Muscle rippled beneath a hide that shifted between solid and mist. Its eyes burned like dying embers, red and ageless and knowing.
“A Shadow-Steed,” the Raven King said. “It will not harm you.”
I wasn’t afraid of the steed.
I was afraid of the journey. Hours pressed against his body.
Hours of the petal’s false warmth warring with whatever cold he carried.
Ahead lay uncertainty. Behind I knew too well what waited for me.

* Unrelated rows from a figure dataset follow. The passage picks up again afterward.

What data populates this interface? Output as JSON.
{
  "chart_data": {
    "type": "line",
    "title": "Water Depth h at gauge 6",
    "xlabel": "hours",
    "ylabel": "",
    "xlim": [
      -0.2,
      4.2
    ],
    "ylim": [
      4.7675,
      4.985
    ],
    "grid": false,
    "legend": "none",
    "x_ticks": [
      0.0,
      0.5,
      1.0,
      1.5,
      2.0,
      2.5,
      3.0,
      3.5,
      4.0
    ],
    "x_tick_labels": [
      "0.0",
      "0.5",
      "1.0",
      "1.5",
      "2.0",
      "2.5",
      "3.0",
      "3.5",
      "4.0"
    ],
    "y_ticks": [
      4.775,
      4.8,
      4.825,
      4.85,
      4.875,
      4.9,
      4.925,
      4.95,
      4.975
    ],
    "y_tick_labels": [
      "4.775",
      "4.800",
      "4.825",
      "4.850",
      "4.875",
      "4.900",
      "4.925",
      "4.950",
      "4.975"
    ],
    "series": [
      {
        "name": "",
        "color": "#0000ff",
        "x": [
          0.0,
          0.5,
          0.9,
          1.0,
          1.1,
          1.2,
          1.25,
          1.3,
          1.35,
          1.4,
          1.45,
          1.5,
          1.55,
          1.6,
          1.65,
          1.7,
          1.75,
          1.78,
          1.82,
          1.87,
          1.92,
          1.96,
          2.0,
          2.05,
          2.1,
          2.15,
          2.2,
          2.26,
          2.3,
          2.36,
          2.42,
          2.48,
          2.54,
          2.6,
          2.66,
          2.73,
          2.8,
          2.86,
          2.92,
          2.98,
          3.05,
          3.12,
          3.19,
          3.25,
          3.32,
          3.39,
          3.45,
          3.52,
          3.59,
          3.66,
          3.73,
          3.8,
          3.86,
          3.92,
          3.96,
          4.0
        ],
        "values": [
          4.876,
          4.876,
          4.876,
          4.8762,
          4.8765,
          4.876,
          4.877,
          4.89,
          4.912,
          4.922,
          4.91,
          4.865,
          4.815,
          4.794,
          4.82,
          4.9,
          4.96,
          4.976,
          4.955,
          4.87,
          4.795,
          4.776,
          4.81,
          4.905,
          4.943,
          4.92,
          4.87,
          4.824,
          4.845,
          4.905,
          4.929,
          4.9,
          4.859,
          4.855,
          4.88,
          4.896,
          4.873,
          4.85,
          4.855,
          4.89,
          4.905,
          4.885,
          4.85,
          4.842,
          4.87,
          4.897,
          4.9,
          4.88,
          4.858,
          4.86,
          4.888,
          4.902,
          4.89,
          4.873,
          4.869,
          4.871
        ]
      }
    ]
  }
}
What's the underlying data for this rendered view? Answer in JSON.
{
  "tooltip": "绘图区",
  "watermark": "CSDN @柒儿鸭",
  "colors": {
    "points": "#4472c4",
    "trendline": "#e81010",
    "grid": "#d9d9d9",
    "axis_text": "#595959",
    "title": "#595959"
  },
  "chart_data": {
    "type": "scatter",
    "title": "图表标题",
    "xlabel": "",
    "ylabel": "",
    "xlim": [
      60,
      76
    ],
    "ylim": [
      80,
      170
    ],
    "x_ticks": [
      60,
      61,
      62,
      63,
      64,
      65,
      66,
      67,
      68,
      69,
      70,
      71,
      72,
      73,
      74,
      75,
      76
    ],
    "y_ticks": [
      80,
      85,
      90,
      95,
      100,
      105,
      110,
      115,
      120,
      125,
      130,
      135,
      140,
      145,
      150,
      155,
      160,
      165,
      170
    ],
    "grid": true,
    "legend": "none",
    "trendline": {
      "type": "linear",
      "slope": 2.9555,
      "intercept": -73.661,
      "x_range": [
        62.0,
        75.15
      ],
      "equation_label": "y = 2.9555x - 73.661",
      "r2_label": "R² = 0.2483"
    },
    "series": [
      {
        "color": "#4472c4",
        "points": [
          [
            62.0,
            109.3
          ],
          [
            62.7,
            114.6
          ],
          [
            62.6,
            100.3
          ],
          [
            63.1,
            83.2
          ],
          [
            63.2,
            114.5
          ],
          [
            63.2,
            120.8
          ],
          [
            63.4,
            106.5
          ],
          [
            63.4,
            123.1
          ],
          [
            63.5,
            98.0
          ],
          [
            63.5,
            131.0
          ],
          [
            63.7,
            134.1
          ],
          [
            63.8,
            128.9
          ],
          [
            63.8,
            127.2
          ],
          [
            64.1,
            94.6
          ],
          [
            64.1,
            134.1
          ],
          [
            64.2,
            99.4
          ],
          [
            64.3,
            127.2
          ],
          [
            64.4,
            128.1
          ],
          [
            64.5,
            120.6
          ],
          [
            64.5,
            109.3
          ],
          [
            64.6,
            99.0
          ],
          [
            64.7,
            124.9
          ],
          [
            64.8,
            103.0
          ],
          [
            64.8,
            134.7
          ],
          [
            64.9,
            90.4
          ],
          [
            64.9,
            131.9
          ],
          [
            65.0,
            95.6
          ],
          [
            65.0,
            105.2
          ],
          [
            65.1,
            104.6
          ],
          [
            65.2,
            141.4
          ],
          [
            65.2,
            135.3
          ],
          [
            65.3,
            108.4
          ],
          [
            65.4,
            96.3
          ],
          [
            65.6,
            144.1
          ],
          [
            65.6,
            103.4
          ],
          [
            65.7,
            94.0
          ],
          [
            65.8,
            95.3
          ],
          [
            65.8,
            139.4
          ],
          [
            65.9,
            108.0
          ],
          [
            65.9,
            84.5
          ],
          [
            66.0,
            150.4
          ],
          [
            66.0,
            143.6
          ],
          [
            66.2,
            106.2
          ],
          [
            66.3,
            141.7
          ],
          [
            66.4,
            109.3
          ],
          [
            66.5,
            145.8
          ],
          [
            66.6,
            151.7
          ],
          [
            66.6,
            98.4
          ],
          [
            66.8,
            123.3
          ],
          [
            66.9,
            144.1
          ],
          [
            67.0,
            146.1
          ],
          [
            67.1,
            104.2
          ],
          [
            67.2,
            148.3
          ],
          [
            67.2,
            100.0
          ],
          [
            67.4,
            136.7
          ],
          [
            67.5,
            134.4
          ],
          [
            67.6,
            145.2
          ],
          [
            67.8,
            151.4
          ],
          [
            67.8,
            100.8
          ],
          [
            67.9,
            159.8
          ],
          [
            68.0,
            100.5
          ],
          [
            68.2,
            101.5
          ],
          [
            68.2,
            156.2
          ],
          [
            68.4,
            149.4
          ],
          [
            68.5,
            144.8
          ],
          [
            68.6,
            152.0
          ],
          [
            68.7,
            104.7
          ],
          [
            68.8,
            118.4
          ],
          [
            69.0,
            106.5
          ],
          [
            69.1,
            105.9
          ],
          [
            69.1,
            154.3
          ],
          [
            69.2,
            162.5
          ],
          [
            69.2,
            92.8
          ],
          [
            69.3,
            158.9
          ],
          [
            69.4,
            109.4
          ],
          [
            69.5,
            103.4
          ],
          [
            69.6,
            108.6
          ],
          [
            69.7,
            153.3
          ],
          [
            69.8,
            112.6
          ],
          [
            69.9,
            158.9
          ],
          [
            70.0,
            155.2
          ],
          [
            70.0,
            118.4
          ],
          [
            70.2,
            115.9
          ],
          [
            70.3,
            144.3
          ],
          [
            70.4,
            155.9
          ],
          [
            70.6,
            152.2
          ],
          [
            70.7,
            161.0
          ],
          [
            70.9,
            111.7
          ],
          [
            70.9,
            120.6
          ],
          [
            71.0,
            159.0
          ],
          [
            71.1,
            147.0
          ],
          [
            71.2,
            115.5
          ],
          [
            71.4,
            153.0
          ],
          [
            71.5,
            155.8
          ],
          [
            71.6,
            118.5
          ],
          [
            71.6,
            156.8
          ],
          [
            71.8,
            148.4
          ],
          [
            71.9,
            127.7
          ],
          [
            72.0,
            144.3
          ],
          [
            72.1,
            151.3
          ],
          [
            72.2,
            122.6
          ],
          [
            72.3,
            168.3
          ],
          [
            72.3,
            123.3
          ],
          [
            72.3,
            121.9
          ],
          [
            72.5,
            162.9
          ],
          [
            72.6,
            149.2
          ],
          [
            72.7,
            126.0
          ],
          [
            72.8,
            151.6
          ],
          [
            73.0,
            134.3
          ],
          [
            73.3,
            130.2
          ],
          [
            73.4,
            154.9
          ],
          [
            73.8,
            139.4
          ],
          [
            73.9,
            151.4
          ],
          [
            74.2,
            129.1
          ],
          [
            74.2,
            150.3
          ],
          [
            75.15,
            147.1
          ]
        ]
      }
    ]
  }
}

I’d take uncertainty every time.
He mounted in a single motion that looked efficient. He moved like a man who had done this so many times the movements had become part of his body’s memory, as automatic as breathing.
He extended a hand.
I took it.
His grip was firm through the leather glove. Strong. He pulled me up in front of him as though I weighed nothing, settling me between his thighs with my back against his chest.
His arm wrapped around my waist and I recoiled. Not as cold as I’d expected. Warmth lingered beneath that frost-touched exterior, and against my dead flesh, even tepid felt like a furnace.
Every dead nerve ending sparked and misfired, sending confused signals to a brain that no longer knew how to interpret any temperature that wasn’t the grave’s emptiness.
It was too warm. It was wrong.
And beneath the discomfort, something else stirred, a pull toward his warmth, a hunger that wanted to reach out and take. I held it back, terrified of what I might do if I let go.
He leaned down, his breath stirring the hair at my temple, and even that was warm, warm and damp and alive in a way I would never be again.
“Do not tremble,” he murmured. “I do not bite.” A pause, weighted. “Unless asked.”
I closed my eyes, and the Shadow-Steed surged forward, and the Bride Market disappeared behind us.